Socializing the technical strategy
Once you’ve thought about the problem and the proposal, you need to seek alignment and solicit support from key leaders and stakeholders within your organization. This is extremely crucial to creating an environment for the team and the initiative to succeed in the long term.
It is highly likely that for big bets or outcomes where the stakes are high, the investment also needs to be big. You might need additional headcount, to reprioritize planned goals, more time, or require commitment from other parts of the organization to align with your proposed actions. Essentially, you need leadership clearance and support. For one of my teams, we needed to split a monolith to a more service-oriented paradigm, and drive higher ownership and accountability. This implied, however, that the service owners needed to possess the relevant skillset, tooling, and support in order to achieve sustainable success. Such systemic changes are only possible with at least a skip-level approval, depending on the size of your org. For such conversations or decisions to be effective:
- Craft the narrative to suit the audience. Highlight the reasoning behind the strategy. Talk about ‘Where do you want to get to? What’s the most measurable way to identify the destination?’ and set an aspirational target as the outcome at the end of the strategy.

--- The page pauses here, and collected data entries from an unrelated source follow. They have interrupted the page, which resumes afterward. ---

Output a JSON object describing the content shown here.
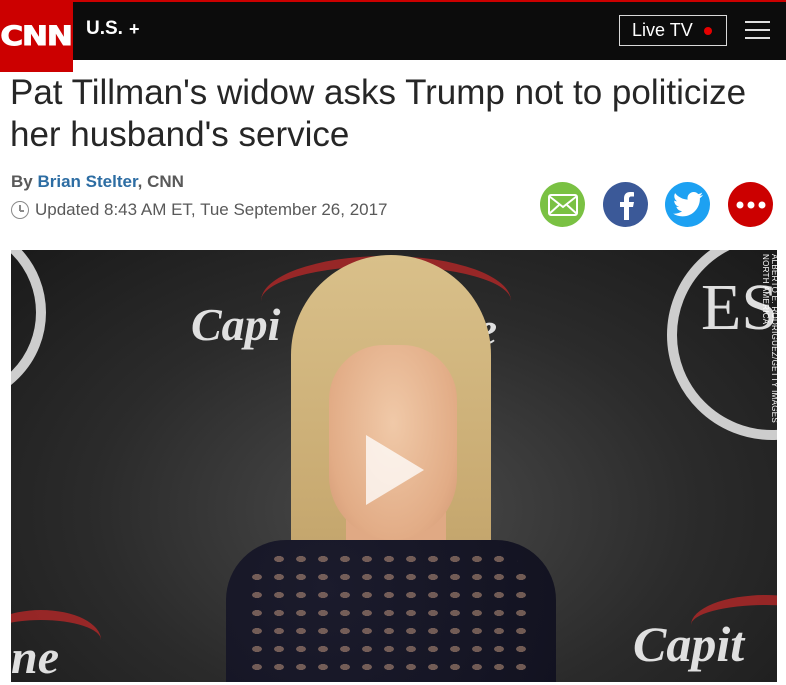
{
  "nav": {
    "logo": "CNN",
    "section": "U.S.",
    "section_expand": "+",
    "live_tv": "Live TV"
  },
  "article": {
    "headline": "Pat Tillman's widow asks Trump not to politicize her husband's service",
    "byline_prefix": "By",
    "author": "Brian Stelter",
    "byline_suffix": ", CNN",
    "timestamp": "Updated 8:43 AM ET, Tue September 26, 2017"
  },
  "share": {
    "email": "email-icon",
    "facebook": "facebook-icon",
    "twitter": "twitter-icon",
    "more": "more-icon"
  },
  "video": {
    "photo_credit": "ALBERTO E. RODRIGUEZ/GETTY IMAGES NORTH AMERICA",
    "backdrop_text_1": "Capi",
    "backdrop_text_2": "ne",
    "backdrop_text_3": "ES",
    "backdrop_text_4": "Capit",
    "backdrop_text_5": "ne"
  },
  "colors": {
    "brand_red": "#cc0000",
    "nav_bg": "#0c0c0c",
    "link_blue": "#2d6da3",
    "email_green": "#7ac143",
    "facebook_blue": "#3b5998",
    "twitter_blue": "#1da1f2"
  }
}
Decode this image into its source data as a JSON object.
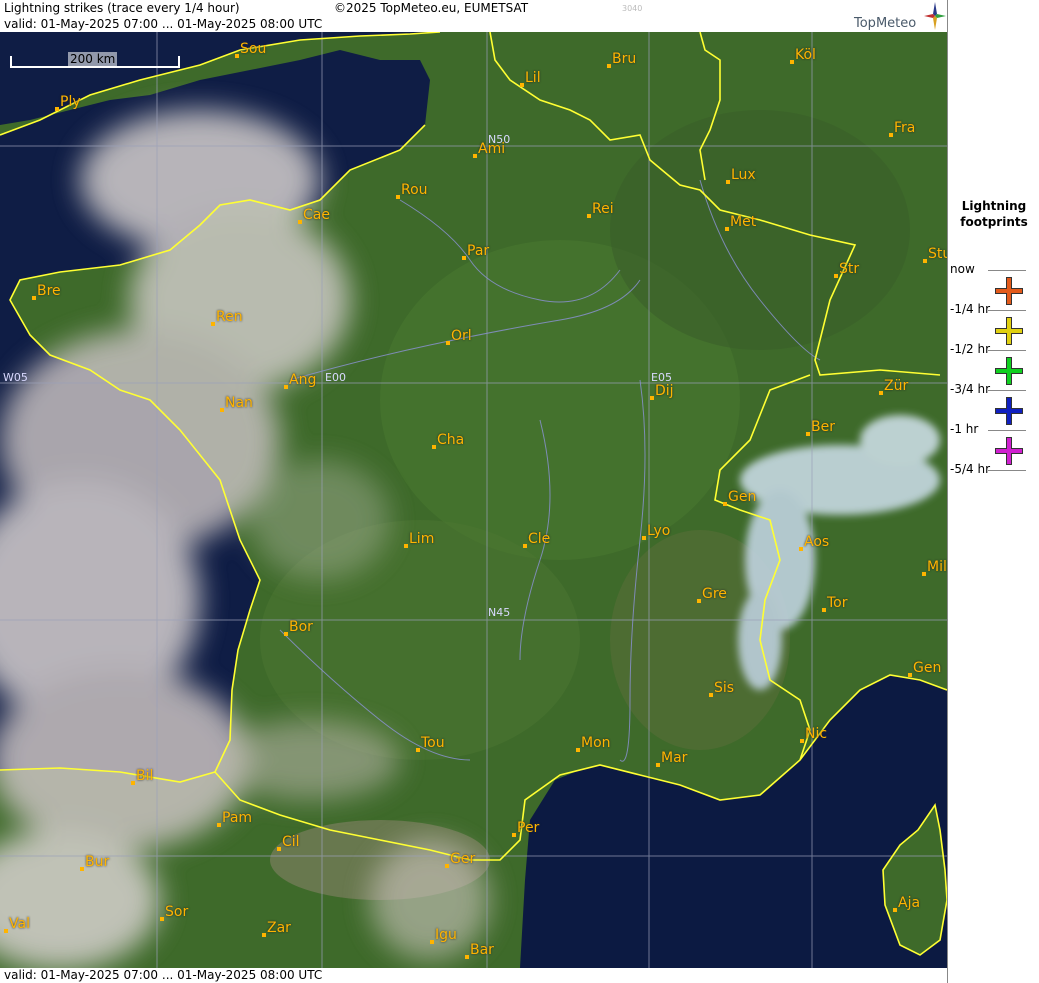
{
  "header": {
    "title": "Lightning strikes (trace every 1/4 hour)",
    "copyright": "©2025 TopMeteo.eu, EUMETSAT",
    "code": "3040",
    "valid": "valid:  01-May-2025 07:00 ... 01-May-2025 08:00 UTC",
    "brand": "TopMeteo"
  },
  "footer": {
    "valid": "valid:  01-May-2025 07:00 ... 01-May-2025 08:00 UTC"
  },
  "scale_label": "200 km",
  "grid_labels": [
    "N50",
    "E00",
    "E05",
    "W05",
    "N45"
  ],
  "cities": [
    "Sou",
    "Ply",
    "Lil",
    "Bru",
    "Köl",
    "Ami",
    "Fra",
    "Rou",
    "Lux",
    "Cae",
    "Rei",
    "Met",
    "Par",
    "Stu",
    "Str",
    "Bre",
    "Ren",
    "Orl",
    "Ang",
    "Zür",
    "Dij",
    "Nan",
    "Ber",
    "Cha",
    "Gen",
    "Lim",
    "Cle",
    "Lyo",
    "Aos",
    "Mil",
    "Gre",
    "Bor",
    "Tor",
    "Gen",
    "Sis",
    "Tou",
    "Mon",
    "Mar",
    "Nic",
    "Bil",
    "Pam",
    "Per",
    "Cil",
    "Ger",
    "Bur",
    "Sor",
    "Aja",
    "Val",
    "Zar",
    "Igu",
    "Bar"
  ],
  "legend": {
    "title_line1": "Lightning",
    "title_line2": "footprints",
    "rows": [
      {
        "label": "now",
        "color": "#e35a1a"
      },
      {
        "label": "-1/4 hr",
        "color": "#e0d010"
      },
      {
        "label": "-1/2 hr",
        "color": "#10d020"
      },
      {
        "label": "-3/4 hr",
        "color": "#1020c0"
      },
      {
        "label": "-1 hr",
        "color": "#d020d0"
      },
      {
        "label": "-5/4 hr",
        "color": ""
      }
    ]
  },
  "colors": {
    "label": "#ffb400",
    "border": "#ffff33",
    "grid": "#9aa0b8",
    "sea": "#0f1d45",
    "land": "#3e6a2a"
  }
}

- Seek a sponsor for this outcome. Secure an executive leader – vocal, strong, in good standing, who will go to bat when needed, in big and small ways. For example, one of our leaders at Stripe deeply cares about infrastructure efficiency and is constantly highlighting the impact of such work for long-term success, amplifying relevant ships, talking to other engineers during casual lunches about the value of designing performant and scalable systems. Such endorsement and advocacy from key leaders goes a long way in validating the value of such work.
With an approved strategy and an outcome that has buy-in from an executive sponsor, you’re now ready to embark on the next steps of your exciting journey.